Those who risked their lives helping British government face a ‘toxic combination of incompetence and indifference’

Afghan nationals who were promised resettlement to the UK nearly a year ago are facing torture and death while they wait for a response from the British government, the Observer can reveal.

Not one person has been accepted and evacuated from Afghanistan under the Home Office’s Afghan citizens’ resettlement scheme (ACRS), launched in January, prompting claims that ministers are showing a “toxic combination of incompetence and indifference”. The scheme was intended to help Afghans who worked for, or were affiliated with, the British government – including its embassy staff and British Council teachers – and all of whom face severe harm at the hands of the Taliban.

Meanwhile, figures show that there are only between five and eight members of staff working on the scheme in the Foreign, Commonwealth and Development Office – the department administering the ACRS – compared with 540 who were working on the Ukraine schemes earlier this year. Sources said there was “no sense that Afghanistan is any kind of priority”.

Britain’s efforts to evacuate at-risk Afghans in the days after the fall of Kabul in August 2021 were heavily criticised when it emerged that many of those who worked for or alongside the UK were left behind. Under Taliban rule, poverty levels in Afghanistan have since surged, the rights of women have been rolled back and the UN has recorded at least 160 extrajudicial killings.

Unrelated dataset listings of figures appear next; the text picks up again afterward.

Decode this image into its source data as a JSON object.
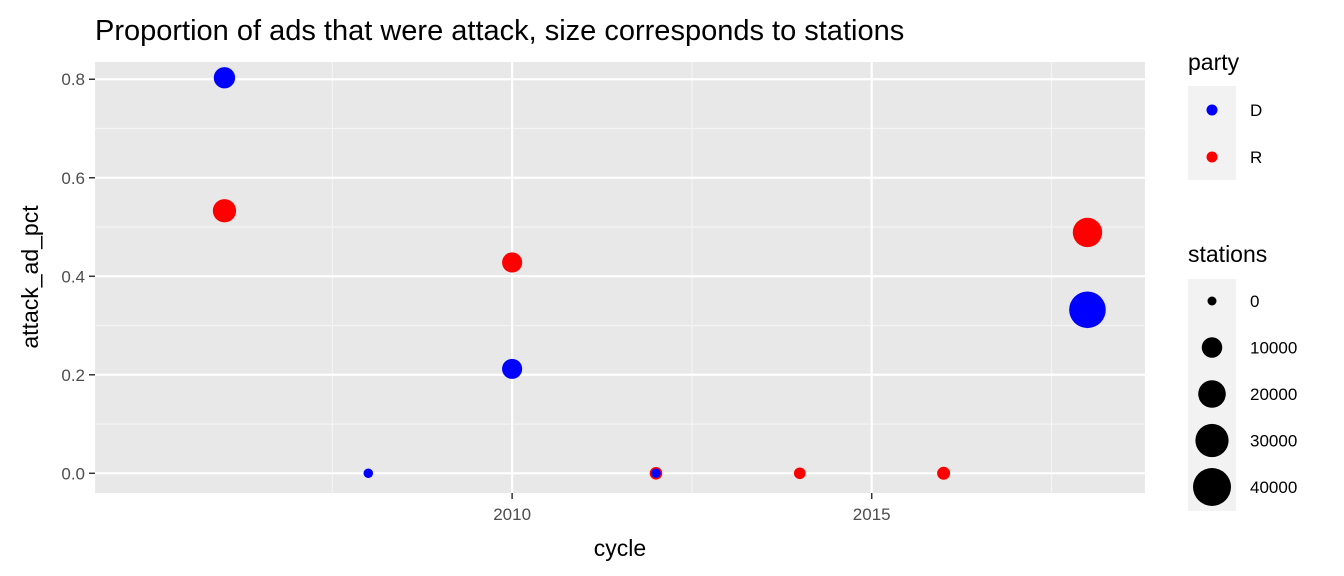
{
  "chart_data": {
    "type": "scatter",
    "title": "Proportion of ads that were attack, size corresponds to stations",
    "xlabel": "cycle",
    "ylabel": "attack_ad_pct",
    "xlim": [
      2004.2,
      2018.8
    ],
    "ylim": [
      -0.04,
      0.835
    ],
    "x_ticks": [
      2010,
      2015
    ],
    "y_ticks": [
      0.0,
      0.2,
      0.4,
      0.6,
      0.8
    ],
    "y_tick_labels": [
      "0.0",
      "0.2",
      "0.4",
      "0.6",
      "0.8"
    ],
    "grid": true,
    "legend_placement": "right",
    "colors": {
      "D": "#0000ff",
      "R": "#ff0000",
      "panel": "#e8e8e8",
      "legend_key": "#f2f2f2"
    },
    "color_legend": {
      "title": "party",
      "entries": [
        {
          "label": "D",
          "color": "#0000ff"
        },
        {
          "label": "R",
          "color": "#ff0000"
        }
      ]
    },
    "size_legend": {
      "title": "stations",
      "entries": [
        {
          "label": "0",
          "value": 0
        },
        {
          "label": "10000",
          "value": 10000
        },
        {
          "label": "20000",
          "value": 20000
        },
        {
          "label": "30000",
          "value": 30000
        },
        {
          "label": "40000",
          "value": 40000
        }
      ]
    },
    "points": [
      {
        "cycle": 2006,
        "attack_ad_pct": 0.803,
        "party": "D",
        "stations": 11000
      },
      {
        "cycle": 2006,
        "attack_ad_pct": 0.533,
        "party": "R",
        "stations": 13500
      },
      {
        "cycle": 2008,
        "attack_ad_pct": 0.0,
        "party": "D",
        "stations": 300
      },
      {
        "cycle": 2010,
        "attack_ad_pct": 0.428,
        "party": "R",
        "stations": 9500
      },
      {
        "cycle": 2010,
        "attack_ad_pct": 0.212,
        "party": "D",
        "stations": 9500
      },
      {
        "cycle": 2012,
        "attack_ad_pct": 0.0,
        "party": "R",
        "stations": 2300
      },
      {
        "cycle": 2012,
        "attack_ad_pct": 0.0,
        "party": "D",
        "stations": 300
      },
      {
        "cycle": 2014,
        "attack_ad_pct": 0.0,
        "party": "R",
        "stations": 1600
      },
      {
        "cycle": 2016,
        "attack_ad_pct": 0.0,
        "party": "R",
        "stations": 2600
      },
      {
        "cycle": 2018,
        "attack_ad_pct": 0.489,
        "party": "R",
        "stations": 23000
      },
      {
        "cycle": 2018,
        "attack_ad_pct": 0.332,
        "party": "D",
        "stations": 37000
      }
    ]
  }
}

Through open-source intelligence, insights from forensic physicians and interviews with more than a dozen Afghans waiting to be relocated, a joint investigation by the Observer and Lighthouse Reports, a European investigations newsroom, has verified that people whom the UK pledged to help under the ACRS have been severely beaten and tortured by the Taliban.

In other cases, family members have been kidnapped, or have died because of Taliban fighters blocking access to medical care.